The Federal Reserve Bank of New York discovered for the first time in a decade, households that carry a student loan debt are less likely to have a mortgage then those who do not. Real estate consultants anticipate at least an 8 percent drop in housing sales this year due to heavy college debt. If you have student loans and want to own a home, you will need to manage your debt-to-income ratio and overall credit score. This is the only way to secure a home mortgage.

Don’t count yourself out from buying a house just because you have accumulated a large amount of debt. If you have a debt-to-income ratio 45 percent or less can qualify for a mortgage. For example, a potential borrower who has a salary of $50,000 per year cannot have more than $1,875 in total debt to qualify. The amount of debt you owe will not be seen as important as paying your bills on time. It is easier to keep credit history clean, then to try and repair a lengthy poor credit report.

Lenders do look for some red flags, such as when borrowers have ultra-low payment plans that allow for monthly installments smaller than an amortized amount. They also suggest borrowers with a lower FICO score include a better picture of their financial history with perhaps letters of explanation, bank account statements, and rental payment history.

Mortgage lenders look at student loan debt similar to an auto loan, or a credit card.

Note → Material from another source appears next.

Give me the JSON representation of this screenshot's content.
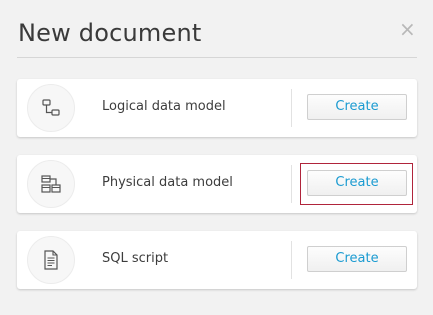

They want to see your ability to make your mortgage payments, and if you can save money in a rainy day fund. Credit unions will provide a more personal relationship, while banks are more lenient when it comes to approving mortgages for borrowers carrying a large amount of debt. People who have lower credit scores would be better to find mortgages at a small community bank that has their own portfolios of loans and can be more flexible.

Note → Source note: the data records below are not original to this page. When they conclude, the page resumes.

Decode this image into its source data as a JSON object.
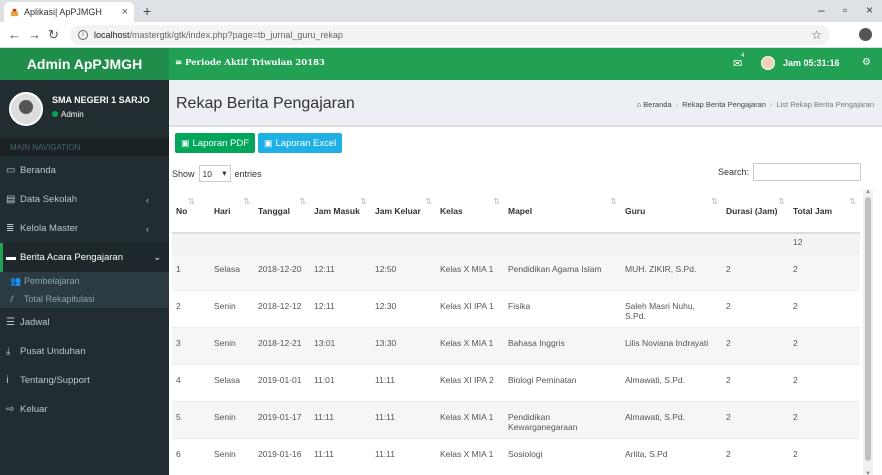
{
  "browser": {
    "tab_title": "Aplikasi| ApPJMGH",
    "url_host": "localhost",
    "url_path": "/mastergtk/gtk/index.php?page=tb_jurnal_guru_rekap"
  },
  "header": {
    "logo": "Admin ApPJMGH",
    "period": "Periode Aktif Triwulan 20183",
    "mail_badge": "4",
    "clock": "Jam 05:31:16"
  },
  "sidebar": {
    "user_name": "SMA NEGERI 1 SARJO",
    "user_role": "Admin",
    "section": "MAIN NAVIGATION",
    "items": [
      {
        "label": "Beranda",
        "icon": "monitor-icon"
      },
      {
        "label": "Data Sekolah",
        "icon": "book-icon",
        "chevron": "‹"
      },
      {
        "label": "Kelola Master",
        "icon": "database-icon",
        "chevron": "‹"
      },
      {
        "label": "Berita Acara Pengajaran",
        "icon": "book-icon",
        "chevron": "⌄"
      },
      {
        "label": "Jadwal",
        "icon": "list-icon"
      },
      {
        "label": "Pusat Unduhan",
        "icon": "download-icon"
      },
      {
        "label": "Tentang/Support",
        "icon": "info-icon"
      },
      {
        "label": "Keluar",
        "icon": "signout-icon"
      }
    ],
    "subitems": [
      {
        "label": "Pembelajaran",
        "icon": "users-icon"
      },
      {
        "label": "Total Rekapitulasi",
        "icon": "chart-icon"
      }
    ]
  },
  "content": {
    "title": "Rekap Berita Pengajaran",
    "crumbs": {
      "home": "Beranda",
      "mid": "Rekap Berita Pengajaran",
      "last": "List Rekap Berita Pengajaran"
    },
    "btn_pdf": "Laporan PDF",
    "btn_excel": "Laporan Excel",
    "show_label": "Show",
    "entries_value": "10",
    "entries_label": "entries",
    "search_label": "Search:"
  },
  "table": {
    "headers": [
      "No",
      "Hari",
      "Tanggal",
      "Jam Masuk",
      "Jam Keluar",
      "Kelas",
      "Mapel",
      "Guru",
      "Durasi (Jam)",
      "Total Jam"
    ],
    "total_value": "12",
    "rows": [
      {
        "no": "1",
        "hari": "Selasa",
        "tanggal": "2018-12-20",
        "masuk": "12:11",
        "keluar": "12:50",
        "kelas": "Kelas X MIA 1",
        "mapel": "Pendidikan Agama Islam",
        "guru": "MUH. ZIKIR, S.Pd.",
        "durasi": "2",
        "total": "2"
      },
      {
        "no": "2",
        "hari": "Senin",
        "tanggal": "2018-12-12",
        "masuk": "12:11",
        "keluar": "12:30",
        "kelas": "Kelas XI IPA 1",
        "mapel": "Fisika",
        "guru": "Saleh Masri Nuhu, S.Pd.",
        "durasi": "2",
        "total": "2"
      },
      {
        "no": "3",
        "hari": "Senin",
        "tanggal": "2018-12-21",
        "masuk": "13:01",
        "keluar": "13:30",
        "kelas": "Kelas X MIA 1",
        "mapel": "Bahasa Inggris",
        "guru": "Lilis Noviana Indrayati",
        "durasi": "2",
        "total": "2"
      },
      {
        "no": "4",
        "hari": "Selasa",
        "tanggal": "2019-01-01",
        "masuk": "11:01",
        "keluar": "11:11",
        "kelas": "Kelas XI IPA 2",
        "mapel": "Biologi Peminatan",
        "guru": "Almawati, S.Pd.",
        "durasi": "2",
        "total": "2"
      },
      {
        "no": "5",
        "hari": "Senin",
        "tanggal": "2019-01-17",
        "masuk": "11:11",
        "keluar": "11:11",
        "kelas": "Kelas X MIA 1",
        "mapel": "Pendidikan Kewarganegaraan",
        "guru": "Almawati, S.Pd.",
        "durasi": "2",
        "total": "2"
      },
      {
        "no": "6",
        "hari": "Senin",
        "tanggal": "2019-01-16",
        "masuk": "11:11",
        "keluar": "11:11",
        "kelas": "Kelas X MIA 1",
        "mapel": "Sosiologi",
        "guru": "Arlita, S.Pd",
        "durasi": "2",
        "total": "2"
      }
    ]
  }
}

Before you seek out a home mortgage, determine your credit score ahead of time. A credit score of 620 or lower is a challenge to secure a loan, but a credit score at or above a 740 is consider top tier. Also remember that mortgage lenders will want to know if you can manage other responsibilities which come with owning a home. This includes homeowners’ insurance, home maintenance and property taxes.

Ways to Improve Your Credit Score

Paying your student loans on time is an excellent way to build great credit. They do carry weight in mortgage approval as lenders look at your payment history. A lender will use your credit score not only for a loan approval but also to determine what your interest rate should be. Borrowers who have high credit scores are eligible for lower interest rates, as well as more loan choices. Federal student loans are typically reported as delinquent after 60 days of no payments, yet private loans may be listed as delinquent or even defaulted after only one missed payment.

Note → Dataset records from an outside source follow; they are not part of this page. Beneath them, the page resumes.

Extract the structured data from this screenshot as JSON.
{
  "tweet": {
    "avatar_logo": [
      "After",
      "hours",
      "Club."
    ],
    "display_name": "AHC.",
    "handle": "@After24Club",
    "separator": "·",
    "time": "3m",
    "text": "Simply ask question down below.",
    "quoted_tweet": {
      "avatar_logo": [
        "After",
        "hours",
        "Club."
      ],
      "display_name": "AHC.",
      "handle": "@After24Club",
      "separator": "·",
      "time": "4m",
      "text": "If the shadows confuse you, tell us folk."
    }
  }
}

If you have gotten behind in your student loan payments and you notice your credit score dropping, immediately contact your loan holder to discuss getting your payments back on track.

If you need to fix a default on a student loan or bring your account current from missed payments, opt for a different payment plan or temporarily postponing payment. You can also rehabilitate your loan and get it back to good standing. The delinquency will stay on your credit history, but the new reorganization will out shadow the past delinquency.

If you want to buy a home right after you graduate college, or if you are planning on taking on more student loans for college, stick to federal student loans and avoid private loans altogether. You will want the flexibility to lower your monthly payments so you can have a healthy debt-to-income ratio.

The bottom line is you can buy a house with student loan debt. By understanding the process involved, you can ward off potentially poor outcomes by being proactive with your credit history. The suggestions above will help you quickly identify key areas for improvements as well as what to expect in interactions with lenders. Knowing what the lenders will want from you to qualify a mortgage is another important area to focus on. Keep pushing forward with diligence; persevere right on into that new home.